I back on the boat now, hopefully I wont going back to XP except for testing Clay
Apr 15
I’m still working on it
I’ve cleaned out a lot of test code and transitioned entirely to ClayDB. Currently ClayDB only has an inteface for queries through the PDO_MySQL driver, but it should support SQLite soon as well. I decided to start out with PDO, instead of the native drivers, but I plan to eventually add support for mysql and mysqli. PDO has quickly become my favorite though.
I’ve been toying with the DataDictionary, but real life work has hampered my efforts in getting a lot finished on Clay lately. One of the features I’ve experimented with is type casting DB fields. Basically, if you need a primary key column you just specify ‘id’ as the field type and the class fills in the rest when the table is created. Same goes for when the needed field type is ’string’, ‘numeric’, ‘integer’, or ‘boolean’. One of the ideas for later on is to map types so when you create a table the data types are always validated for queries.

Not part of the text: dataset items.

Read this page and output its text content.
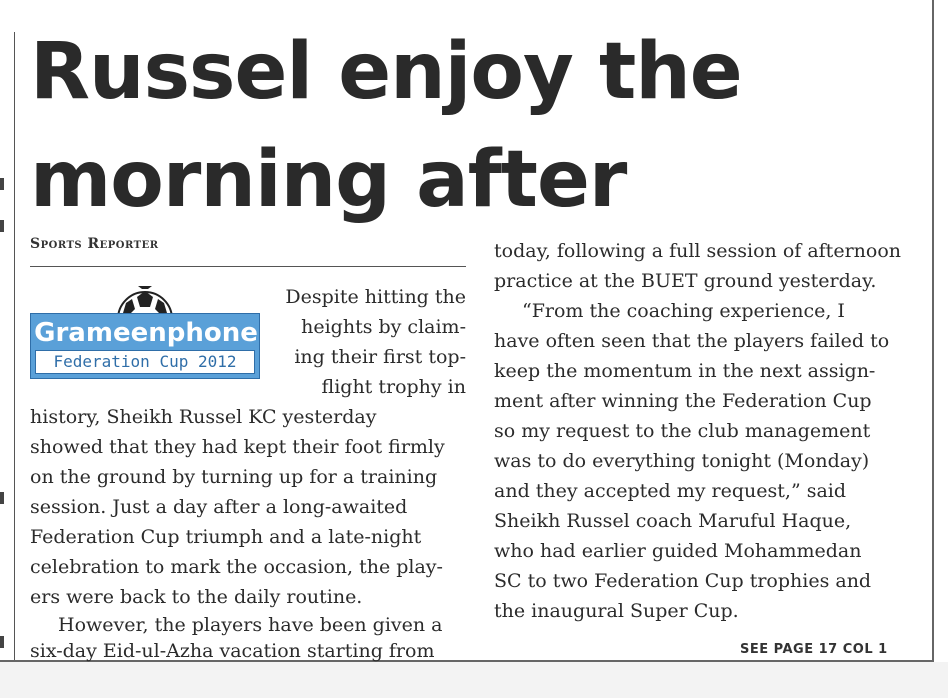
Russel enjoy the
morning after
Sports Reporter
Grameenphone
Federation Cup 2012

Despite hitting the

heights by claim-

ing their first top-

flight trophy in

history, Sheikh Russel KC yesterday

showed that they had kept their foot firmly

on the ground by turning up for a training

session. Just a day after a long-awaited

Federation Cup triumph and a late-night

celebration to mark the occasion, the play-

ers were back to the daily routine.

However, the players have been given a

six-day Eid-ul-Azha vacation starting from

today, following a full session of afternoon

practice at the BUET ground yesterday.

“From the coaching experience, I

have often seen that the players failed to

keep the momentum in the next assign-

ment after winning the Federation Cup

so my request to the club management

was to do everything tonight (Monday)

and they accepted my request,” said

Sheikh Russel coach Maruful Haque,

who had earlier guided Mohammedan

SC to two Federation Cup trophies and

the inaugural Super Cup.

SEE PAGE 17 COL 1
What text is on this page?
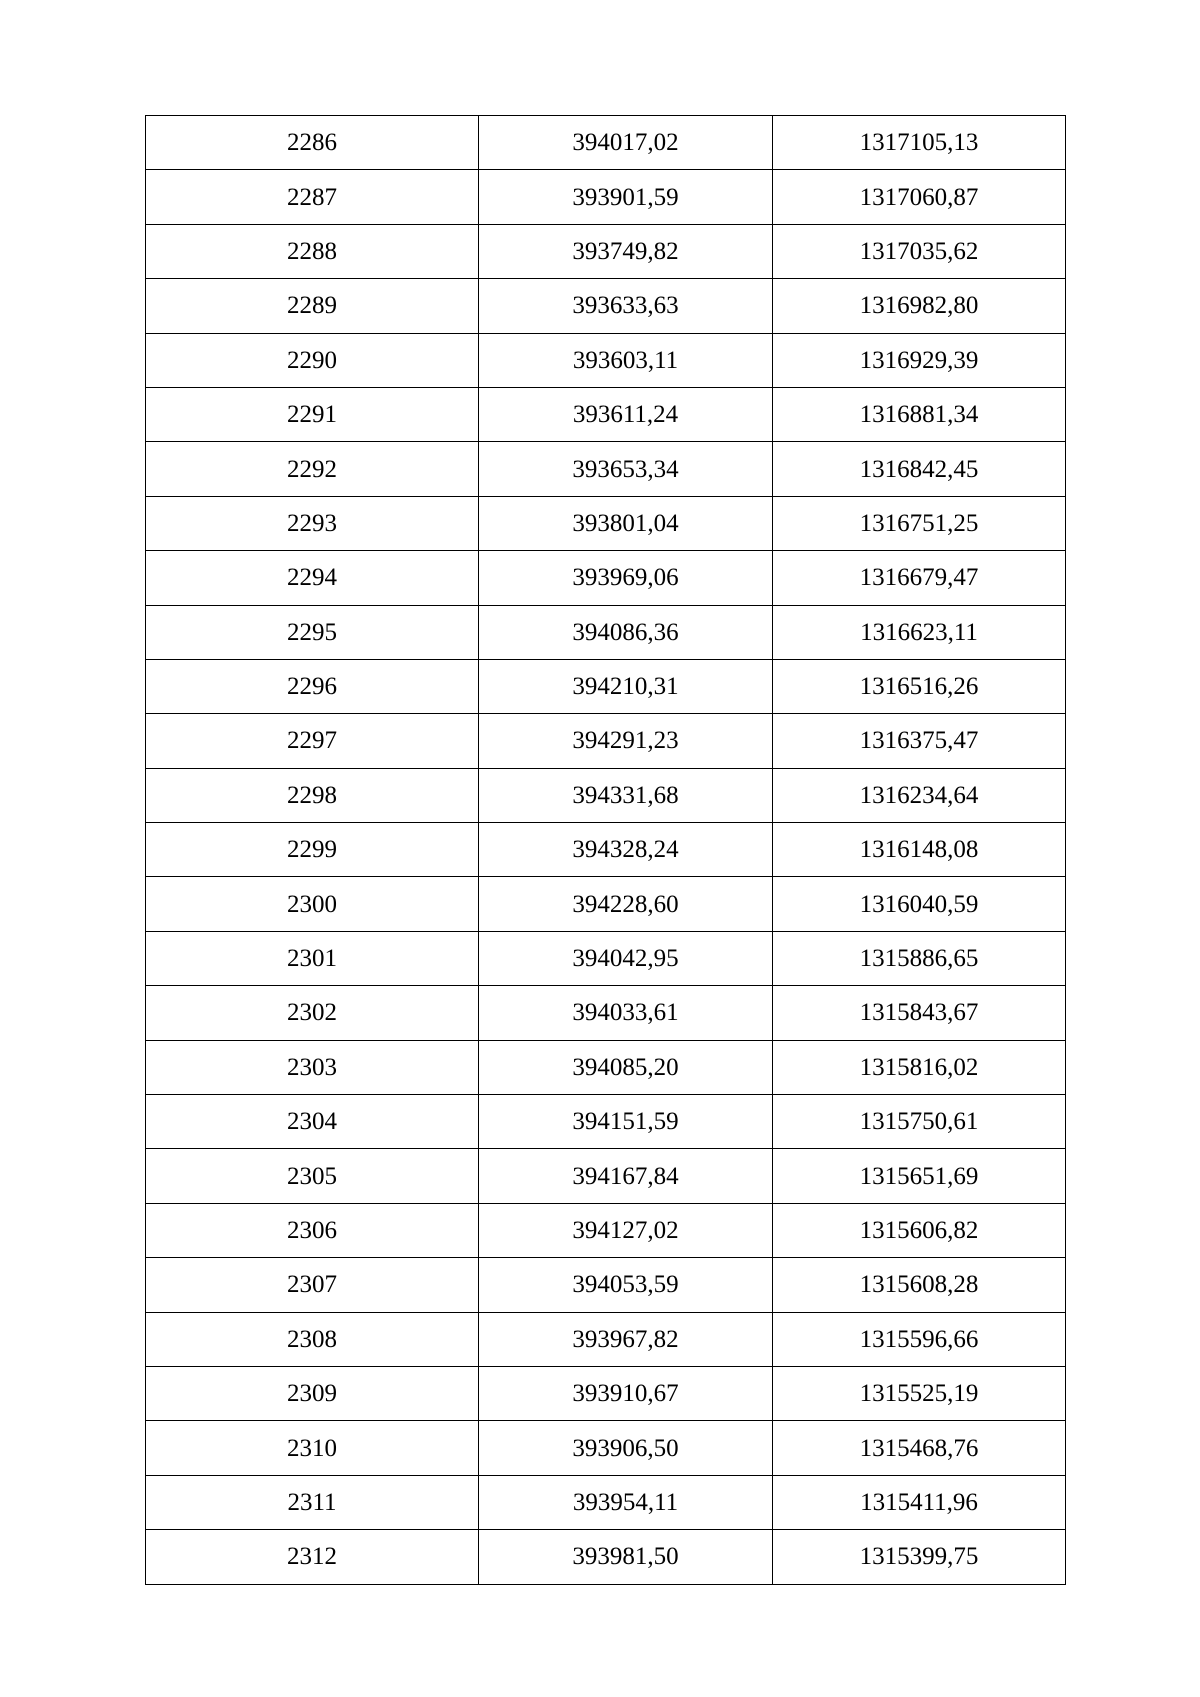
2286	394017,02	1317105,13
2287	393901,59	1317060,87
2288	393749,82	1317035,62
2289	393633,63	1316982,80
2290	393603,11	1316929,39
2291	393611,24	1316881,34
2292	393653,34	1316842,45
2293	393801,04	1316751,25
2294	393969,06	1316679,47
2295	394086,36	1316623,11
2296	394210,31	1316516,26
2297	394291,23	1316375,47
2298	394331,68	1316234,64
2299	394328,24	1316148,08
2300	394228,60	1316040,59
2301	394042,95	1315886,65
2302	394033,61	1315843,67
2303	394085,20	1315816,02
2304	394151,59	1315750,61
2305	394167,84	1315651,69
2306	394127,02	1315606,82
2307	394053,59	1315608,28
2308	393967,82	1315596,66
2309	393910,67	1315525,19
2310	393906,50	1315468,76
2311	393954,11	1315411,96
2312	393981,50	1315399,75
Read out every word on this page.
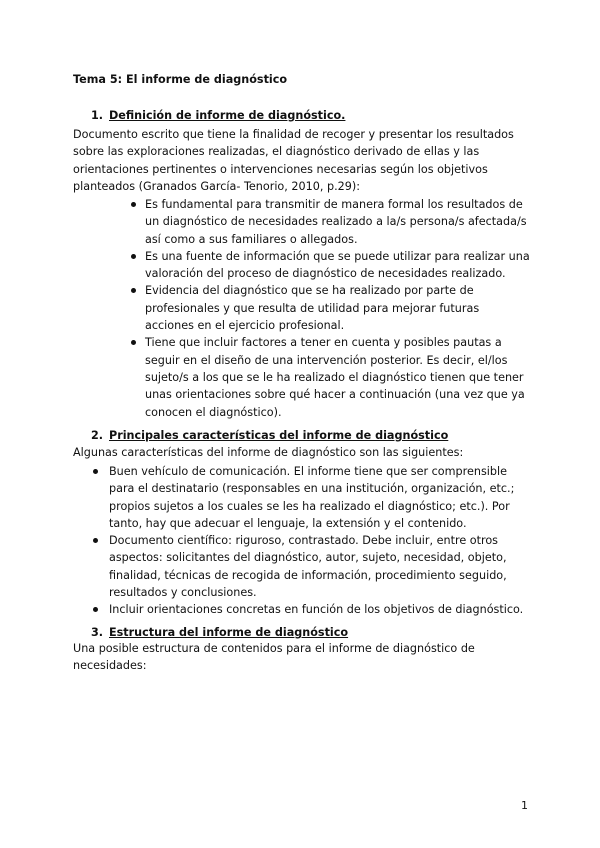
Tema 5: El informe de diagnóstico
1. Definición de informe de diagnóstico.
Documento escrito que tiene la finalidad de recoger y presentar los resultados sobre las exploraciones realizadas, el diagnóstico derivado de ellas y las orientaciones pertinentes o intervenciones necesarias según los objetivos planteados (Granados García- Tenorio, 2010, p.29):
Es fundamental para transmitir de manera formal los resultados de un diagnóstico de necesidades realizado a la/s persona/s afectada/s así como a sus familiares o allegados.
Es una fuente de información que se puede utilizar para realizar una valoración del proceso de diagnóstico de necesidades realizado.
Evidencia del diagnóstico que se ha realizado por parte de profesionales y que resulta de utilidad para mejorar futuras acciones en el ejercicio profesional.
Tiene que incluir factores a tener en cuenta y posibles pautas a seguir en el diseño de una intervención posterior. Es decir, el/los sujeto/s a los que se le ha realizado el diagnóstico tienen que tener unas orientaciones sobre qué hacer a continuación (una vez que ya conocen el diagnóstico).
2. Principales características del informe de diagnóstico
Algunas características del informe de diagnóstico son las siguientes:
Buen vehículo de comunicación. El informe tiene que ser comprensible para el destinatario (responsables en una institución, organización, etc.; propios sujetos a los cuales se les ha realizado el diagnóstico; etc.). Por tanto, hay que adecuar el lenguaje, la extensión y el contenido.
Documento científico: riguroso, contrastado. Debe incluir, entre otros aspectos: solicitantes del diagnóstico, autor, sujeto, necesidad, objeto, finalidad, técnicas de recogida de información, procedimiento seguido, resultados y conclusiones.
Incluir orientaciones concretas en función de los objetivos de diagnóstico.
3. Estructura del informe de diagnóstico
Una posible estructura de contenidos para el informe de diagnóstico de necesidades:
1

I’ve done a few other things here and there, but those are the most significant. Until next time…
Apr 05
I’ve been grinding away at the ClayDB abstraction layer, but it’s mostly been experimenting. I do have some solid methods going and have began adding the new calls here in there for testing though. So far you can do anything basic with a single line of code. For instance:
$profiles = $db->get(‘fname, lname, jdate FROM profiles WHERE userid = ?’, array($userid), ‘0,1′);
will give you one row as:
$profiles['fname']
$profiles['lname']
$profiles['jdate']
delete(), update(), and add() are available as well. I hope to be able to implement something similar for transactions, more than likely splitting the queries with arrays. I have other plans as well, but those are the ones I’m worried about for now.
I kept bouncing back and forth on whether or not to go forward with ClayDB, even replacing Creole with dbFacile and then undoing it. Needless to say, I’ve prolonged the inevitable and ended up only wasting time. Fortunately, ClayDB is the fastest I’ve used so far (for development and performance), I guess time has to be made up some how.
I’ll try to start posting a little more regularly… no promises though.